* Winner of the 2011 IE Global Communication Challenge: http://communicationchallenges.ie.edu/winners.php
It’s a cloudy October day in Guatemala City. By noon, I drive slowly into a traffic jam. My stomach is tossing and turning: all I want to eat today is a Big Mac.
Outside, I hear a radio station’s loud speakers. Public figures are working behind the cashier in a McDonald’s filled with a crowd of strangers sharing tables and cups of ketchup. Everyone is smiling.
The Happy McDay resembles a national party. It happens all over Latin America and it’s probably McDonald’s most famous CSR program. In Guatemala, for the past 12 years, the restaurant donates the money raised from one-day sales of its star hamburger, the Big Mac. The profit goes to the Ronald McDonald Foundation to provide heart surgery for children, hearing impairment devices, support for two Ronald McDonald Houses, and shelter to families living in extreme poverty.
My thoughts strive around this magical chaos. In a divided society, I see one honest public display of caring. We are acting like a team.
Us Guatemalans are used to poverty and pain. We are indifferent towards social issues. We don’t make large congregations against the injustice and violence that weakens our country. Yet, we are willing to endure hours in a drive-thru line or inside a jam-packed restaurant to buy hamburgers, hoping to turn them into joyful beating hearts.
How is it that this CSR campaign shakes the consciousness of thousands of Guatemalans, uniting them for the cause of children and their families?
A company like McDonald’s works everyday alongside important partner organizations that become key allies in the moment of the movement's promotion, something that supports the public’s awareness and response. The weight of the institutions involved also encourages an intense traditional and digital media campaign that starts months before the event, creating expectation.
In addition, there are three distinguishable CSR strategies:
1. The strategy of the known and the available.
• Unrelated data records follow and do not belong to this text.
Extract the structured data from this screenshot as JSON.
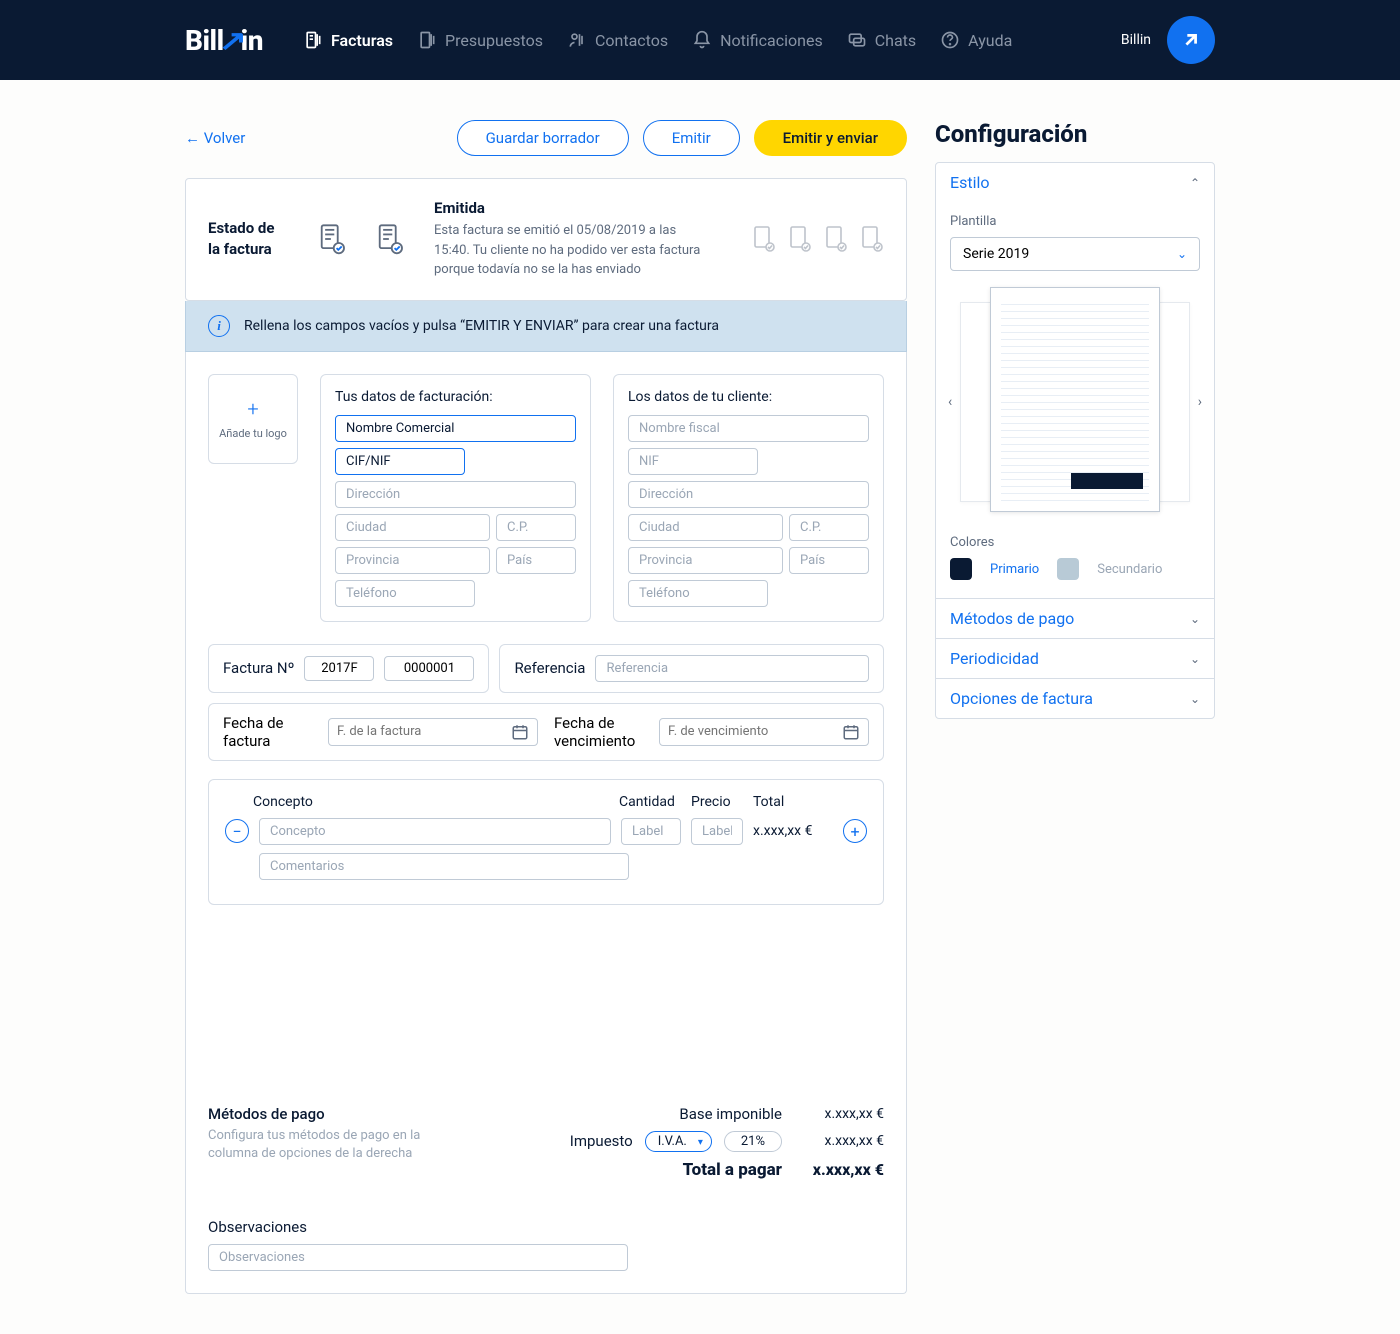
{
  "header": {
    "brand": "Billin",
    "nav": [
      "Facturas",
      "Presupuestos",
      "Contactos",
      "Notificaciones",
      "Chats",
      "Ayuda"
    ],
    "user_name": "Billin"
  },
  "actions": {
    "back": "←  Volver",
    "save_draft": "Guardar borrador",
    "emit": "Emitir",
    "emit_send": "Emitir y enviar"
  },
  "status": {
    "title": "Estado de la factura",
    "state_title": "Emitida",
    "state_desc": "Esta factura se emitió el 05/08/2019 a las 15:40. Tu cliente no ha podido ver esta factura porque todavía no se la has enviado"
  },
  "banner": "Rellena los campos vacíos y pulsa “EMITIR Y ENVIAR” para crear una factura",
  "logo_upload": "Añade tu logo",
  "your_data": {
    "title": "Tus datos de facturación:",
    "name": "Nombre Comercial",
    "tax_id": "CIF/NIF",
    "address_ph": "Dirección",
    "city_ph": "Ciudad",
    "zip_ph": "C.P.",
    "province_ph": "Provincia",
    "country_ph": "País",
    "phone_ph": "Teléfono"
  },
  "client_data": {
    "title": "Los datos de tu cliente:",
    "name_ph": "Nombre fiscal",
    "tax_id_ph": "NIF",
    "address_ph": "Dirección",
    "city_ph": "Ciudad",
    "zip_ph": "C.P.",
    "province_ph": "Provincia",
    "country_ph": "País",
    "phone_ph": "Teléfono"
  },
  "invoice_meta": {
    "number_label": "Factura Nº",
    "series": "2017F",
    "number": "0000001",
    "ref_label": "Referencia",
    "ref_ph": "Referencia",
    "date_label": "Fecha de factura",
    "date_ph": "F. de la factura",
    "due_label": "Fecha de vencimiento",
    "due_ph": "F. de vencimiento"
  },
  "concepts": {
    "head_concept": "Concepto",
    "head_qty": "Cantidad",
    "head_price": "Precio",
    "head_total": "Total",
    "concept_ph": "Concepto",
    "label_ph": "Label",
    "total_val": "x.xxx,xx €",
    "comment_ph": "Comentarios"
  },
  "payments": {
    "title": "Métodos de pago",
    "desc": "Configura tus métodos de pago en la columna de opciones de la derecha"
  },
  "totals": {
    "base_label": "Base imponible",
    "base_val": "x.xxx,xx €",
    "tax_label": "Impuesto",
    "tax_type": "I.V.A.",
    "tax_pct": "21%",
    "tax_val": "x.xxx,xx €",
    "grand_label": "Total a pagar",
    "grand_val": "x.xxx,xx €"
  },
  "obs": {
    "title": "Observaciones",
    "ph": "Observaciones"
  },
  "config": {
    "title": "Configuración",
    "style": "Estilo",
    "template_label": "Plantilla",
    "template_value": "Serie 2019",
    "colors_label": "Colores",
    "primary": "Primario",
    "secondary": "Secundario",
    "payment_methods": "Métodos de pago",
    "periodicity": "Periodicidad",
    "invoice_options": "Opciones de factura"
  }
}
The Happy McDay represents an easy donation. You are purchasing an available product in a place you like, at its normal price. Only it’s all going to help kids.
2. The strategy of teamwork. Mcdonald’s creates an illusion of teamwork and unity. The public feels like a simple action like buying a burger can make a difference. The willingness becomes contagious, you feel like you belong. It literally becomes a happy meal that beats the rests of indifference outside your heart. At least for one day…
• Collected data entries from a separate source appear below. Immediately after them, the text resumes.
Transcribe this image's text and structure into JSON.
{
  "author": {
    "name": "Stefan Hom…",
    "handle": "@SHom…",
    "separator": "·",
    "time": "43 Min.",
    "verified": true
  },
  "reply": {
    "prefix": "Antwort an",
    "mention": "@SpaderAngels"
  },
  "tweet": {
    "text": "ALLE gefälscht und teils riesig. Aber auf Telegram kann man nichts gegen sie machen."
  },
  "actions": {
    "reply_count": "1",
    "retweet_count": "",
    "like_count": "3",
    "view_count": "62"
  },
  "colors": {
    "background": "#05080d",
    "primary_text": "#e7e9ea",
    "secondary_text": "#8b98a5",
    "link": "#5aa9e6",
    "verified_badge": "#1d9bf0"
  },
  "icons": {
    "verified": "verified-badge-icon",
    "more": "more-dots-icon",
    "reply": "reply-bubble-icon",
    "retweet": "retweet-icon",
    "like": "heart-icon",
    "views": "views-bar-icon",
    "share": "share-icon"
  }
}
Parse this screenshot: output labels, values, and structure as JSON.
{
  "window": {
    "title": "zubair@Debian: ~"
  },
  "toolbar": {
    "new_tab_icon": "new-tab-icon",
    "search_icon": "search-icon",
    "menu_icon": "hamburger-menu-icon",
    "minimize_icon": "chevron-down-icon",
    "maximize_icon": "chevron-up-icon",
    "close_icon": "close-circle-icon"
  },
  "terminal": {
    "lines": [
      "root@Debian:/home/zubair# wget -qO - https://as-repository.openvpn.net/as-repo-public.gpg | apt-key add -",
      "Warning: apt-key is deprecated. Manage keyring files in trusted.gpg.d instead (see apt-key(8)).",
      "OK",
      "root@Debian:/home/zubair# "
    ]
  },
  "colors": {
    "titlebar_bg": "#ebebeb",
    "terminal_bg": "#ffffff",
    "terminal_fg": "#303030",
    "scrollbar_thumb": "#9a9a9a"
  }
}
3. The strategy of the coherent: This CSR campaign is fairly coherent. McDonald’s is a family restaurant, so raising funds and awareness to help children and their families makes absolute sense, and endorses the chain’s image.
So it’s the morning after the Happy McDay. I’m drinking my coffee as I open the newspaper and there it is. Frontpage: Seven and a half million quetzales (about one million dollars) raised in twenty-four hours.
Let’s face it: It’s not the cause that creates attention. McDonald’s loves to see us smile, and we might just smile even wider if it involves helping others.